Mon Sep 20 14:04:50 CDT 2010

On Mon, Sep 20, 2010 at 8:18 PM, Brodie Rao <brodie at bitheap.org> wrote:
> On Mon, Sep 20, 2010 at 12:48 PM, Adrian Buehlmann <adrian at cadifra.com> wrote:
>> I found a problem with unified tests containing glog calls (I noticed
>> this while trying to unify tests-rebase*).
>>
>> Assume having the following unified test file (test-test.t):
>>
>>
>>  $ echo "[extensions]" >> $HGRCPATH
>>  $ echo "graphlog=" >> $HGRCPATH
>>  $ hg init
>>  $ echo "foo" > a
>>  $ hg ci -A -m 1
>>  adding a
>>  $ echo "bar" >> a
>>  $ hg ci -m 2
>>  $ hg up 0
>>  1 files updated, 0 files merged, 0 files removed, 0 files unresolved
>>  $ echo "bla" >> a
>>  $ hg ci -m 3
>>  created new head
>>
>>  $ hg glog --template '{rev}:{node|short} "{desc}"\n'
>>  @  2:20c4f79fd7ac "3"
>>  |
>>  | o  1:38f24201dcab "2"
>>  |/
>>  o  0:2a18120dc1c9 "1"
>>
>>
>> This all looks shiny and nice.
>>
>> But...
>>
>> Assume you edit the graphlog output part of that file to:
>>
>>
>>  $ hg glog --template '{rev}:{node|short} "{desc}"\n'
>>  @  2:20c4f79fd7ac "3"
>>  |
>>  | o  1:38f24201dcab "2" EVIL HACKERS WERE HERE
>>  |/
>>  o  0:2a18120dc1c9 "1"
>>
>>
>> Then running this test in a terminal goes like this:
>>
>>
>>  $ python run-tests.py test-test.t -i
>>  .
>>  # Ran 1 tests, 0 skipped, 0 failed.
>>
>>
>> Huh?
>>
>> The test doesn't detect that the command output does not match the
>> expected output?!
>>
>> The symptom is that iff there is a '|' character at the beginning of a
>> line, the rest of the line is irrelevant.
>>
>> Yikes.
>>
>> I haven't looked at the code of the test framework, but my first guess
>> is that we are hit here by the regular expression matching feature of
>> the unified tests.
>>
>> Even more evil: if -- alternatively -- you instead change the graphlog
>> part to:
>>
>>
>>  $ hg glog --template 'HACKED {rev}:{node|short} "{desc}"\n'
>>  @  2:20c4f79fd7ac "3"
>>  |
>>  | o  1:38f24201dcab "2"
>>  |/
>>  o  0:2a18120dc1c9 "1"
>>
>>
>> (note the "HACKED" inserted into the template option)
>>
>> and then accept the changed test file (test-test.t.err) after running
>> that test, you will end having:
>>
>>
>>  $ hg glog --template 'HACKED {rev}:{node|short} "{desc}"\n'
>>  @  HACKED 2:20c4f79fd7ac "3"
>>  |
>>  | o  1:38f24201dcab "2"
>>  |/
>>  o  HACKED 0:2a18120dc1c9 "1"
>>
>>
>> in your "test-test.t" file (note that "HACKED" has -not- been inserted
>> for node 1, because it is behind a '|' !).
>>
>> Can this be improved, so that unified tests are more graphlog-proof?
>
> You're right:
>
>  >>> import re
>  >>> re.match('|foo', 'bar')
>  <_sre.SRE_Match object at 0x1007f2ed0>
>
> This is a general problem of falling back to regular expression
> matching.

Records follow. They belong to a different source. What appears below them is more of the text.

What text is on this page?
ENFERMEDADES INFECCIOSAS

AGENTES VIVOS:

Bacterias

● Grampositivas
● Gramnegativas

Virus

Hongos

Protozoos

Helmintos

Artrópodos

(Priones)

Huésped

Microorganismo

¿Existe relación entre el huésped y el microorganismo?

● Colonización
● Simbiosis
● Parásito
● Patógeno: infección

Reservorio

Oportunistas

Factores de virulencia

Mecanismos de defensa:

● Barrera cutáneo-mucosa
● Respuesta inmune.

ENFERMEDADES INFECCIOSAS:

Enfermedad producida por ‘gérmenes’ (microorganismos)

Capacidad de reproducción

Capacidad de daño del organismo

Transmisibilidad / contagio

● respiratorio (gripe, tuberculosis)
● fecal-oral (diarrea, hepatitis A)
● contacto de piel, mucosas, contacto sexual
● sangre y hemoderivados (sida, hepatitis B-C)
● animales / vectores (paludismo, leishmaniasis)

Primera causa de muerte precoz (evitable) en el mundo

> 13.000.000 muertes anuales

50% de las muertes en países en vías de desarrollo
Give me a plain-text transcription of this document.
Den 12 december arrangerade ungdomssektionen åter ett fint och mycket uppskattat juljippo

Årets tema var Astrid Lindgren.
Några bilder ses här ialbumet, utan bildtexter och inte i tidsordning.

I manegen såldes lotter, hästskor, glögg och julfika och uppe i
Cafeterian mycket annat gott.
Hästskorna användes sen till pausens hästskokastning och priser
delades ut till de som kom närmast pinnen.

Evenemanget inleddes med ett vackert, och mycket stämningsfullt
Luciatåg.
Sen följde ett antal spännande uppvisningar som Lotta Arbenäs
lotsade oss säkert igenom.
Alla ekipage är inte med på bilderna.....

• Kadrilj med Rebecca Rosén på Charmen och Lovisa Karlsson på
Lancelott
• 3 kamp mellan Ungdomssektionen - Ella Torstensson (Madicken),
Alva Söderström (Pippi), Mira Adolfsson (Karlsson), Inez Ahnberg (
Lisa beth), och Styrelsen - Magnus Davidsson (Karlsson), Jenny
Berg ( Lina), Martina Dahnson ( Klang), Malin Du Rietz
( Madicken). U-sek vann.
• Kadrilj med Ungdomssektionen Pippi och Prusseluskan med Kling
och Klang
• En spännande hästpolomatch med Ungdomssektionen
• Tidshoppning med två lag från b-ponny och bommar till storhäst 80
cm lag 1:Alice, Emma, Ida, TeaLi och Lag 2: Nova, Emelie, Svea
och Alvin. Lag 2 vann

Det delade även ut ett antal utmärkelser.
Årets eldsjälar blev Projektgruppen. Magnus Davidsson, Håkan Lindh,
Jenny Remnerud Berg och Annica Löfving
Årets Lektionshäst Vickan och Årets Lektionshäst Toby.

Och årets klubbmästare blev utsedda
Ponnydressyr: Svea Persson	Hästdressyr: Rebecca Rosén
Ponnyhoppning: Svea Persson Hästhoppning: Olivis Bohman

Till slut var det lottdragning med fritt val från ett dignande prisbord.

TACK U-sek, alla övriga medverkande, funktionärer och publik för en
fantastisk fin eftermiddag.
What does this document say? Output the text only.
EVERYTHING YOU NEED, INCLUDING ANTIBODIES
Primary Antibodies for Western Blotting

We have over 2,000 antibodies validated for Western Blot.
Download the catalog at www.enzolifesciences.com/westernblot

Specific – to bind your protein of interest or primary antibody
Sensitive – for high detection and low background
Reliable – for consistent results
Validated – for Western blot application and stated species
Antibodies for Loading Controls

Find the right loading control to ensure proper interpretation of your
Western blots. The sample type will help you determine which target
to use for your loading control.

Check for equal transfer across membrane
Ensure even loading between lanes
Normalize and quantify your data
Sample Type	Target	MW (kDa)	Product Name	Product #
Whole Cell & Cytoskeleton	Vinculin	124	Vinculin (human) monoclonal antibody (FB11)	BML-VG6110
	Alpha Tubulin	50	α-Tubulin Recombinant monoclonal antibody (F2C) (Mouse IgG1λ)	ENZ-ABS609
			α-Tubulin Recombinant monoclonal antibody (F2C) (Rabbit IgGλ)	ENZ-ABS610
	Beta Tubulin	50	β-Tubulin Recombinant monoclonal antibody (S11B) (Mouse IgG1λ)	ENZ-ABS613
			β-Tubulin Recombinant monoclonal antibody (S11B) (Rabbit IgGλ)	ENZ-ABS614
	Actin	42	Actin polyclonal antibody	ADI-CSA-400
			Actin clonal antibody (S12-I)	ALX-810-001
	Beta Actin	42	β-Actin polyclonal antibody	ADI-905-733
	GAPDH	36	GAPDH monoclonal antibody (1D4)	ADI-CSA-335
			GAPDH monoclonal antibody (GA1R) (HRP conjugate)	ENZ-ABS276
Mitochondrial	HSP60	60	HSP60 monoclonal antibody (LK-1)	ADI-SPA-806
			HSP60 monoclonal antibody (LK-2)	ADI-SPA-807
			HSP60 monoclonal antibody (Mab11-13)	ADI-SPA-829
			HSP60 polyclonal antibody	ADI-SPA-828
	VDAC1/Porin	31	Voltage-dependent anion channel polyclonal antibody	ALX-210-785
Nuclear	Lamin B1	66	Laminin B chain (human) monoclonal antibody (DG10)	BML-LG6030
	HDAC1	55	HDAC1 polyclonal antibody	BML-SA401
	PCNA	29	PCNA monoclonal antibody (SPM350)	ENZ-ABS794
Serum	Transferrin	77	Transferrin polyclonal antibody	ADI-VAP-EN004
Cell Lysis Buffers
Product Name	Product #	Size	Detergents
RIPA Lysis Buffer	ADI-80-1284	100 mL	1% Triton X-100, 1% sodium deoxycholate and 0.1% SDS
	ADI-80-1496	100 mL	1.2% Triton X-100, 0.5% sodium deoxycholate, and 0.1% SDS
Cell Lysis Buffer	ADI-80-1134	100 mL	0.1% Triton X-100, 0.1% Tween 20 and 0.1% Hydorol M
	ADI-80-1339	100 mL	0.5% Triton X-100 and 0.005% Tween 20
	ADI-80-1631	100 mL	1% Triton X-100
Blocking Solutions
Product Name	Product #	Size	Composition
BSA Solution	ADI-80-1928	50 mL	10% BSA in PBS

It works both ways too; you could have a regular expression
> that literally matches the output before being compiled/processed.
>
> You could do one of the following:
>
> 1. Escape your graphlog output.
>
> 2. Require regular expressions to be specially marked. You'd have to
> update all the existing unified tests, but there's no chance you'd
> accidentally run into this issue again.
>
> #2 seems like the better long-term choice to me.

Agreed. Of course we'd have to escape output that conflicts with this
markup. I myself would prefer a trailing mark. So for instance:

  $ hg rebase
  rebasing...
  saved backup file to .* (re)
  $ echo '(re)'
  (re) (plain)

The idea being that if you find a closing ) on the line, you look for
the closest ( to its left and interpret the inner part as a directive.